Broadway audiences have certainly embraced straight dance before: There was the Matthew Bourne version of Swan Lake in 1998, which was marketed--very successfully--as a Broadway musical; Tango Argentino and Riverdance were unambiguous dance shows and unambiguous hits. Tharp herself has rented Broadway houses for her company.

But it's hard to imagine that smart, experienced Broadway producers like the Nederlanders and Emanuel Azenberg would be backing a dance show without the dance precedent set by Contact and the pop music precedent set by Mamma Mia! Remember, Tharp's 1985 outing on Broadway, when she directed and choreographed Singin' in the Rain, did not cause theater critics to genuflect. And it ran less than a year.
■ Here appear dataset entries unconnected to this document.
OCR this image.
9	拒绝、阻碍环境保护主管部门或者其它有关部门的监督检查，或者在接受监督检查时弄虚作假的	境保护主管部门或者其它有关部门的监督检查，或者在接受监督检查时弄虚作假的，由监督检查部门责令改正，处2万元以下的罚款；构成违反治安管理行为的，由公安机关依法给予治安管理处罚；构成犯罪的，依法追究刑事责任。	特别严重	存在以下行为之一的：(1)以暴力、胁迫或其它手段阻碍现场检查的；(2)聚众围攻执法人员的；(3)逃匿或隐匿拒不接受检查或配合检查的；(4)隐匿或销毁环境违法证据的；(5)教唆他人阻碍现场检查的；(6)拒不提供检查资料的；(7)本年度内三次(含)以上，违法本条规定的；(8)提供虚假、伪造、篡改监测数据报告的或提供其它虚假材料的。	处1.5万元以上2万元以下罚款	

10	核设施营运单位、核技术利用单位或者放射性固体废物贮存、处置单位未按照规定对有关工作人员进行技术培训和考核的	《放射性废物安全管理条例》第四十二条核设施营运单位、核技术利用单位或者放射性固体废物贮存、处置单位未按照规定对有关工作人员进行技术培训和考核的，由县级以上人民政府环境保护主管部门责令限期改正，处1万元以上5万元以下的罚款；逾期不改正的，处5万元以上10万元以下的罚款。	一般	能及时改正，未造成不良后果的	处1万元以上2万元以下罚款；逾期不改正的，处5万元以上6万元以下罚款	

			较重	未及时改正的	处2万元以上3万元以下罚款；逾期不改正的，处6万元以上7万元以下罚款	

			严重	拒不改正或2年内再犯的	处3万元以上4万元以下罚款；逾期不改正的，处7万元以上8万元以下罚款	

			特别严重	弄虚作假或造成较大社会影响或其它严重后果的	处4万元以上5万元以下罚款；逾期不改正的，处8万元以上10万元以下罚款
That, of course, was a standard book musical. Movin' Out, despite its very specific narrative, will be much closer in form to what she has succeeded at. Tharp's appetite for and understanding of music has always been the bedrock of her genius; so if anyone can take the rollicking oeuvre of Billy Joel and turn it into great theater, she will. And if she does, it could well open yet another chapter in the long, intertwined history of Broadway musicals and concert-dance choreographers.

Until that happens, though, it's business as usual for the 2002-03 season of Broadway musicals, which began last month with the openings of Hairspray (at the Neil Simon Theatre) and The Boys From Syracuse (from the Roundabout). Based on the 1988 camp classic directed by John Waters, Hairspray is directed and choreographed by the team that did The Full Monty, Jack O'Brien and Jerry Mitchell. (They're now at work on Imaginary Friends, due in December and billed as a "play with music"--Marvin Hamlisch and Craig Carnelia wrote the score, Nora Ephron the book.) Syracuse is a revival of the 1938 hit by Rodgers and Hart, and director Scott Ellis and choreographer Rob Ashford (Thoroughly Modern Millie) have big shoes to fill: The original was done by two Georges, Abbott and Balanchine.

Movin' Out (at the Richard Rodgers Theatre) arrives in October, along with two other musicals. Flower Drum Song, the 1958 show set in San Francisco's Chinatown, has been revamped by playwright David Henry Hwang and directed and choreographed by Robert Longbottom (who did the brilliant but underappreciated Sideshow). I can remember seeing Miyoshi Umeki and Pat Suzuki performing numbers from the delicious score on television, but who knew that Gene Kelly and Carol Haney were, respectively, the director and choreographer? This production comes to Broadway by way of Los Angeles. Amour (at the Music Box) comes by way of France, with a score by the famed film composer Michel Legrand and a story set in 1950s Paris. James Lapine and John Carrafa, who collaborated so successfully last season on Into the Woods, are set to handle the direction and choreography.

Carrafa, who did two shows last season, is busy again: In November, he teams with his Urinetown director, John Rando, for Dance of the Vampires, which is based on Roman Polanski's 1967 film The Fearless Vampire Killers and features a score by rock composer Jim Steinman. And the year closes out in December with La Boheme (at the Broadway Theatre), a heralded update of the Puccini opera to be sung in Italian.

AFTER NEW YEAR'S DAY, WE CAN LOOK forward to Urban Cowboy, with Belinda Roy choreographing to country music hits; The Look of Love, based on the songs of Hal David and Burt Bacharach and choreographed by Ann Reinking; and a pair of revivals, Nine and Man of La Mancha.

Although not officially on Broadway, Harlem Song, the George Wolfe production now at the Apollo Theatre, has Broadway written all over it. The revue traces the history of Harlem and has choreography by Ken Roberson. And on a smaller scale, this month Lincoln Center Theater opens the latest work by Lynn Ahrens and Stephen Flaherty (Ragtime). It's based on the lovely 1994 film A Man of No Importance, which starred Albert Finney as a dedicated director of amateur theatricals. If you missed it, do yourself a favor and rent it. It will remind you of why we theater addicts keep dreaming about the next season.